Cet entretien est à retrouver dans le Bulletin trimestriel de la société de mythologie française N°292-1 (septembre 2023). Il contient également une publication de Romain Ravignot, « Appréhender et sacraliser l’espace : l’approche archéoastronomique. Étude de sites protohistoriques allemands », p. 26-30.

Romain, vous êtes un jeune chercheur en archéoastronomie, pourriez-vous dire à nos lecteurs quelle a été votre formation et votre parcours ?

Après une licence en histoire de l’art et archéologie à Sorbonne-Université, j’ai réalisé deux mémoires de recherche sur l’iconographie du monnayage à la croix du Sud-Ouest de la Gaule sous la direction de Nathalie Ginoux, dans cette même université (publiés sous forme d’articles). L’iconographie de ce monnayage revêt des aspects symboliques et conceptuels très prégnants chez les Celtes : quadripartition centrée, représentation de divinités au droit – plus ou moins conceptualisées – et surtout, mon hypothèse proposait de voir dans les revers de ces monnaies, un calendrier. Naturellement, cette hypothèse a été nourrie par de nombreuses lectures traitant des calendriers ou d’astronomie ; certaines études numismatiques postulent la représentation d’étoiles ou d’astres sur ces médiums. On peut objecter à cette hypothèse, assez facilement d’ailleurs, son caractère singulier ou isolé. C’est l’écueil majeur des études iconographiques où l’archéologue est confronté à un objet riche de sens mais isolé. Ainsi, à la suite de ces deux mémoires, j’ai souhaité poursuivre mes recherches sur l’orientation astronomique des sanctuaires et espaces sacrés des Celtes jusqu’à la période augustéenne, dans un cadre statistique plus large afin d’écarter cette critique. Cependant, ce thème de recherche, très transdisciplinaire, soulève de nombreuses réticences chez les archéologues, nourries très probablement par une méconnaissance du sujet ou des études déjà parues assez farfelues. Alors même que le nombre d’études sur le sujet augmente en Europe, force est de constater que nous avons pris un grand retard en France. Ce sujet d’étude imposait aussi un cadre européen, dans la mesure où les Celtes se sont étendus dans la majeure partie des pays européens. Il me fallait également amasser nombre de connaissances astronomiques, absentes de mon cursus de départ, afin de pouvoir comprendre les mécanismes célestes en jeu dans les orientations des structures, c’est pourquoi, je suis le DU « Explorer et comprendre l’Univers » de l’Observatoire de Paris. Ma thèse est dirigée par Marco Garcia Quintela, spécialiste reconnu en histoire des religions, César Gonzalez-Garcia, astronome, à Santiago de Compostela, tous deux, théoriciens de l’ « Astronomie dans la culture », et Nathalie Ginoux, spécialiste de l’archéologie de l’âge du fer, à Sorbonne-Université.

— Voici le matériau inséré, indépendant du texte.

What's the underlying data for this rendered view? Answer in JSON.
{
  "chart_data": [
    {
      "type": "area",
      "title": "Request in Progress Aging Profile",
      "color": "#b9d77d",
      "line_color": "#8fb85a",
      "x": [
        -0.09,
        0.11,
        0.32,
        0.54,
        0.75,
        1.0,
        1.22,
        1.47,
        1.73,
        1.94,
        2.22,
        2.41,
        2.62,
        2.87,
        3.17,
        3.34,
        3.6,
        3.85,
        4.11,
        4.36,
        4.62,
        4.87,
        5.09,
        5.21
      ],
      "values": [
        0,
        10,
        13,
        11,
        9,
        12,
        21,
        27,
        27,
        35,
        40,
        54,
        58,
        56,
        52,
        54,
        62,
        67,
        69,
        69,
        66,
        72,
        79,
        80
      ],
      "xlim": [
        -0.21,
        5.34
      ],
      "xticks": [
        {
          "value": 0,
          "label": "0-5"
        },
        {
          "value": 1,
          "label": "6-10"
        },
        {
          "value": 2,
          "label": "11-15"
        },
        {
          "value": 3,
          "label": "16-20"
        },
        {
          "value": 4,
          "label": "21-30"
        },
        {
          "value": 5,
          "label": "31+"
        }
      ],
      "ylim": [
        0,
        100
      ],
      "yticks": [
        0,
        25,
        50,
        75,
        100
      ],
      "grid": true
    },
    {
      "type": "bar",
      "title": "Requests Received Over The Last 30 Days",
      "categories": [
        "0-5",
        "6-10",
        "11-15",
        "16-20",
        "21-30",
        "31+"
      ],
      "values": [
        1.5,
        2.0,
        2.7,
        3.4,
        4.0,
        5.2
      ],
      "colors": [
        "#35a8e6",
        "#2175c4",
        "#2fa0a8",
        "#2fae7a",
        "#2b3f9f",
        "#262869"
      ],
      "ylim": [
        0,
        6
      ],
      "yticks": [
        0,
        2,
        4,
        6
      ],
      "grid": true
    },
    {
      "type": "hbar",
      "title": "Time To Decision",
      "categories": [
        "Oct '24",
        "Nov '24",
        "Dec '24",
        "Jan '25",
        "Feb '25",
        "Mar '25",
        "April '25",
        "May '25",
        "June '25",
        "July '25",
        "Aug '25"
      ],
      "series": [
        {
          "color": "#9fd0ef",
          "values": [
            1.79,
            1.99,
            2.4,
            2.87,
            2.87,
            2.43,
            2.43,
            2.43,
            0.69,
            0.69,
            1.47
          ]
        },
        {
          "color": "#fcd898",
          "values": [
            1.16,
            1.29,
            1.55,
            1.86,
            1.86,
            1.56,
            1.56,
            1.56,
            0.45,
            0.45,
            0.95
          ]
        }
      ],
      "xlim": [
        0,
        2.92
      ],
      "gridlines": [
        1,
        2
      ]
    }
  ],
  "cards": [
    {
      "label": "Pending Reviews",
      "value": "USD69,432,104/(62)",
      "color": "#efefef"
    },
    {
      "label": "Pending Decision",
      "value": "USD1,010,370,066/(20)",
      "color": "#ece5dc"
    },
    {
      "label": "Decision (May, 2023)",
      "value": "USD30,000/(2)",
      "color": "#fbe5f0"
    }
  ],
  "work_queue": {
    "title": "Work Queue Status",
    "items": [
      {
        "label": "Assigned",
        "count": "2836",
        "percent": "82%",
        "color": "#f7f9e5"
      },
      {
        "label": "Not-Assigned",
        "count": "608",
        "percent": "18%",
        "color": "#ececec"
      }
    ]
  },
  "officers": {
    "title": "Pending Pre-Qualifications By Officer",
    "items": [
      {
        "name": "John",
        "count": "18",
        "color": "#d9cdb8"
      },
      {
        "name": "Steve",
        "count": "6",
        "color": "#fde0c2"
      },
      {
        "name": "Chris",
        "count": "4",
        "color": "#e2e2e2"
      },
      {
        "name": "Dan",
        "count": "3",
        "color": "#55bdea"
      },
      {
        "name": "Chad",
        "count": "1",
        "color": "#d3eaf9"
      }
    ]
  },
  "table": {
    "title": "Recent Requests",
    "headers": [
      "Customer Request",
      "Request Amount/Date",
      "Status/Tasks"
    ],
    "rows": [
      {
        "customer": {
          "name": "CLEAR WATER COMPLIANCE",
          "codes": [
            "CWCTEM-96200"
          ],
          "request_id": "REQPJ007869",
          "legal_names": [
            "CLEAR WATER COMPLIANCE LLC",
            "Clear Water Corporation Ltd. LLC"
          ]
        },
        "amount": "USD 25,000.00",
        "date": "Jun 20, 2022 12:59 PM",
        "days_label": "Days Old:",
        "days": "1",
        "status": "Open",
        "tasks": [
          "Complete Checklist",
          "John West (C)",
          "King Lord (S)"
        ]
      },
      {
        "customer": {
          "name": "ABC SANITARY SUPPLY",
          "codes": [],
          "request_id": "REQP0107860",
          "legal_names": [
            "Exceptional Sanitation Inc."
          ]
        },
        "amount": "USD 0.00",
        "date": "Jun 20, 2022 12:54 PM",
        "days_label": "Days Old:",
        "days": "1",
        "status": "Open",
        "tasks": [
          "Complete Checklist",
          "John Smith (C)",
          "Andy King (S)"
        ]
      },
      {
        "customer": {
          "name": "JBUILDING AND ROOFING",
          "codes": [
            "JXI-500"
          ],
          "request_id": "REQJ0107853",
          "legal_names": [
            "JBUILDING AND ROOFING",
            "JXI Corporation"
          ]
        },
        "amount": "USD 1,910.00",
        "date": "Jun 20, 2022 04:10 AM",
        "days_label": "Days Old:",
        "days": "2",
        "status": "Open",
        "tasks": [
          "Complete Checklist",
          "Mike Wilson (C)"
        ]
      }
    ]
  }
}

Quels sont vos principaux axes de recherche et en quoi sont-ils novateurs ?

Mes recherches s’axent autour de trois thèmes : historiographie (état de la question), l’étude des orientations à des échelles variées, et l’interprétation que l’on peut en faire.
L’état de la question est primordial aussi bien pour la compréhension et la définition de ce qu’est un sanctuaire, que pour comprendre la méthode imposée par l’astronomie dans la culture. En effet, sans vouloir être exhaustif, nous rencontrons dans la littérature scientifique de nombreuses appellations pour qualifier le sanctuaire : cette multiplication des qualificatifs est probablement due à la difficulté, dans certains cas, de retenir une seule hypothèse pour interpréter un site en l’absence de mobilier probant. L’autre volet, l’astronomie dans la culture est aussi nécessaire, dans la mesure où votre première question parle « d’archéoastronomie ». Les appellations dans ce champ de recherche sont aussi pléthoriques alors même qu’elles révèlent des réalités différentes. Quelles sont les différences entre l’archéoastronomie, la paléoastronomie, l’astronomie dans la culture, l’éthnoastronomie etc. ? Nous pourrions la résumer à une histoire de curseur ! Ainsi, l’archéoastronome ou paléoastronome va chercher dans le passé à extraire des connaissances astronomiques (cf. travaux de Rahlf Hansen ou Christine Rink) alors que l’ethnoastronome va se servir d’une grille d’analyse ethnologique pour comprendre ce passé astronomique. L’astronomie dans la culture, telle que définie par Marco Garcia Quintela et César Gonzalez-Garcia se veut plus vaste et anthropologique que l’archéoastronomie. Elle occupe une position intéressante entre l’archéologie du paysage et l’anthropologie cognitive.
Le second volet, l’étude des orientations à des échelles géographiques variés, permet de collecter un grand nombre de données et d’orientations et ainsi faire dialoguer l’orientation d’une structure, avec la cité (ou non) dans laquelle elle se trouve, avec le peuple dans laquelle elle se place, etc. Dans un premier temps, notre objectif est de collecter un maximum de données afin d’en tirer des enseignements statistiques.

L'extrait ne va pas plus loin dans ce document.